僕達の世界線は永遠に変わらない [まともな食事]

僕達の世界線は永遠に変わらない

シェルター内には我が家の地下室と同じく巨大な蓄電池があり、エアコンが稼働していて適度にひんやりとしている。

 因みにここの蓄電池は、人力や風力で起こした電気も蓄積できるそうで、そのための設備も整っているらしい。
  
 葵さんがライスの盛られた最後の皿を長テーブルに置き、他の六人に声をかける。

「はい、準備完了!みんな集まって~、夕食にするわよ~!」
 
 長テーブルには各自の指定席があるのか、バラバラと移動しながらもスムーズに全員が着席した。

「匡はわたしの隣だよぉ」

 僕は結月に呼ばれ端っこの席に座る彼女の左隣に座る。

 長テーブルには七人分の料理が均等に並んでいて、目の前にはライス、ハンバーグ、シチューが置かれていた。
 付け加えると飲み物はペットボトルに入ったミネラルウォーター。

 久々にまともな料理を目の当たりにした僕の口の中には、溢れんばかりの唾液が溜まり出す。
 良く考えれば、一カ月ぶりに我が家で食べた物といえば、桃缶とポテチのみでまともな食事などしていなかった。

 周りを見るとそれぞれが思い思いのやり方で、食事時の「いただきます」の挨拶を終え既に食べ始めている。
 
「結月…僕はてっきりみんなが集まって食べるものだから、一斉に「いただきます」して食事を始めるのかと想ってたよ。…もう僕も食べ始めちゃっていいかな?」

「フフフ、ここに居る人達は個性派揃いだからねぇ…あっ!どうぞどうぞ食べちゃってぇ」

「いっただきまーーーす!!!」

 僕は限界寸前の食欲をとにかく満たすため、周りを気にせずガツガツと食べ始めた。
 
「んまい!んまい!、ゴクゴク、んまいんまい!、ゴクゴク」

 といった具合に、口いっぱいに料理を詰め込んでは水を飲んで流し込む。この繰り返しで「んまい」と言いながらも味は良く分かっていないまま食べてしまい、1分とかからずに完食してしまった。
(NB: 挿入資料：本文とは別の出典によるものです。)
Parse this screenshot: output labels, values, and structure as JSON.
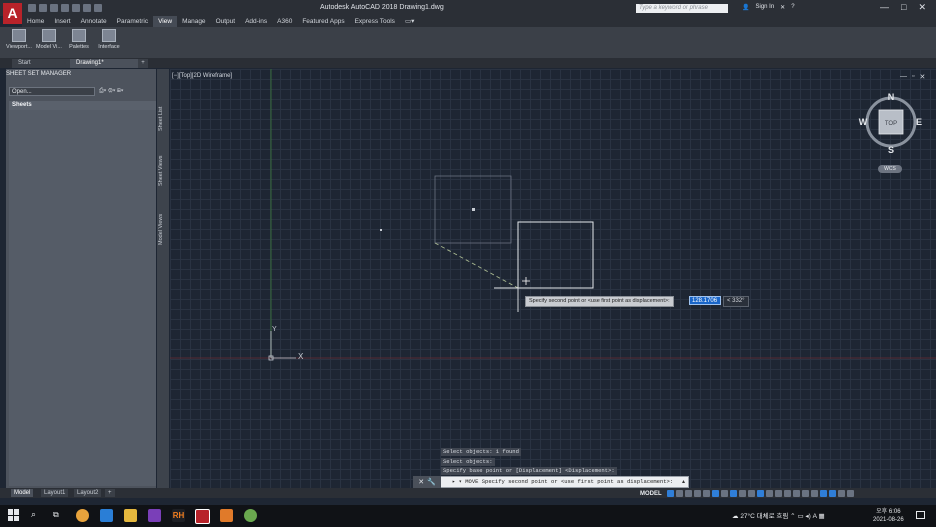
{
  "app": {
    "logo": "A",
    "title": "Autodesk AutoCAD 2018    Drawing1.dwg",
    "search_placeholder": "Type a keyword or phrase",
    "sign_in": "Sign In",
    "window_buttons": [
      "—",
      "□",
      "✕"
    ]
  },
  "ribbon": {
    "tabs": [
      "Home",
      "Insert",
      "Annotate",
      "Parametric",
      "View",
      "Manage",
      "Output",
      "Add-ins",
      "A360",
      "Featured Apps",
      "Express Tools"
    ],
    "active_tab": "View",
    "panels": [
      {
        "label": "Viewport...",
        "icon": "viewport-icon"
      },
      {
        "label": "Model Vi...",
        "icon": "model-views-icon"
      },
      {
        "label": "Palettes",
        "icon": "palettes-icon"
      },
      {
        "label": "Interface",
        "icon": "interface-icon"
      }
    ]
  },
  "doc_tabs": {
    "start": "Start",
    "drawing": "Drawing1*",
    "add": "+"
  },
  "sheet_set_manager": {
    "title": "SHEET SET MANAGER",
    "select_value": "Open...",
    "sheets_header": "Sheets",
    "side_tabs": [
      "Sheet List",
      "Sheet Views",
      "Model Views"
    ]
  },
  "viewport": {
    "label": "[−][Top][2D Wireframe]",
    "controls": [
      "—",
      "▫",
      "✕"
    ],
    "compass": {
      "n": "N",
      "s": "S",
      "e": "E",
      "w": "W",
      "center": "TOP"
    },
    "ucs_label": "WCS",
    "axis_y": "Y",
    "axis_x": "X"
  },
  "dynamic_input": {
    "prompt": "Specify second point or <use first point as displacement>:",
    "value": "128.1706",
    "angle": "< 332°"
  },
  "command_history": [
    "Select objects: 1 found",
    "Select objects:",
    "Specify base point or [Displacement] <Displacement>:"
  ],
  "command_line": {
    "prompt": "▸ ▾ MOVE Specify second point or <use first point as displacement>:"
  },
  "layout_tabs": [
    "Model",
    "Layout1",
    "Layout2",
    "+"
  ],
  "status": {
    "model": "MODEL"
  },
  "taskbar": {
    "weather": "27°C  대체로 흐림",
    "lang": "A",
    "time": "오후 6:06",
    "date": "2021-08-26"
  },
  "colors": {
    "accent": "#2f7ed8",
    "canvas": "#1e2633",
    "autocad_red": "#b8232a"
  }
}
 ペットボトルに残っていた水を一口で飲み終わり、周りがシーンとなっていることに気付き見渡すと、全員がポカーンと口を開けた埴輪顔で僕の方を見ている。

「…す、凄い食欲ねぇ匡君…まるで何日も食事をしていなかったような食べっぷりだったわぁ」

 みんなと同じく、驚きで埴輪顔になっている葵さんがそう言った。

「葵さんの想っている通り、実を言うと僕がまともに食事を摂るのは一カ月ぶりなんですよ。まぁこれには深い事情があるんですけど…」

 病気の治療についての話を始めようとしたところへ、埴輪顔から素の顔に戻った飛鳥井さんが僕を止める。
 
「おっとそこまで!折角だから、自己紹介と合わせてその辺のこともみんなに説明してもらおうかな?」

「分かりました。では、改めまして…皆さん。僕は阿笠匡って云います!」

 こうして僕はその場の全員に向けた自己紹介と、病気の治療を含めたここまでの経緯を簡略的に説明したのだった。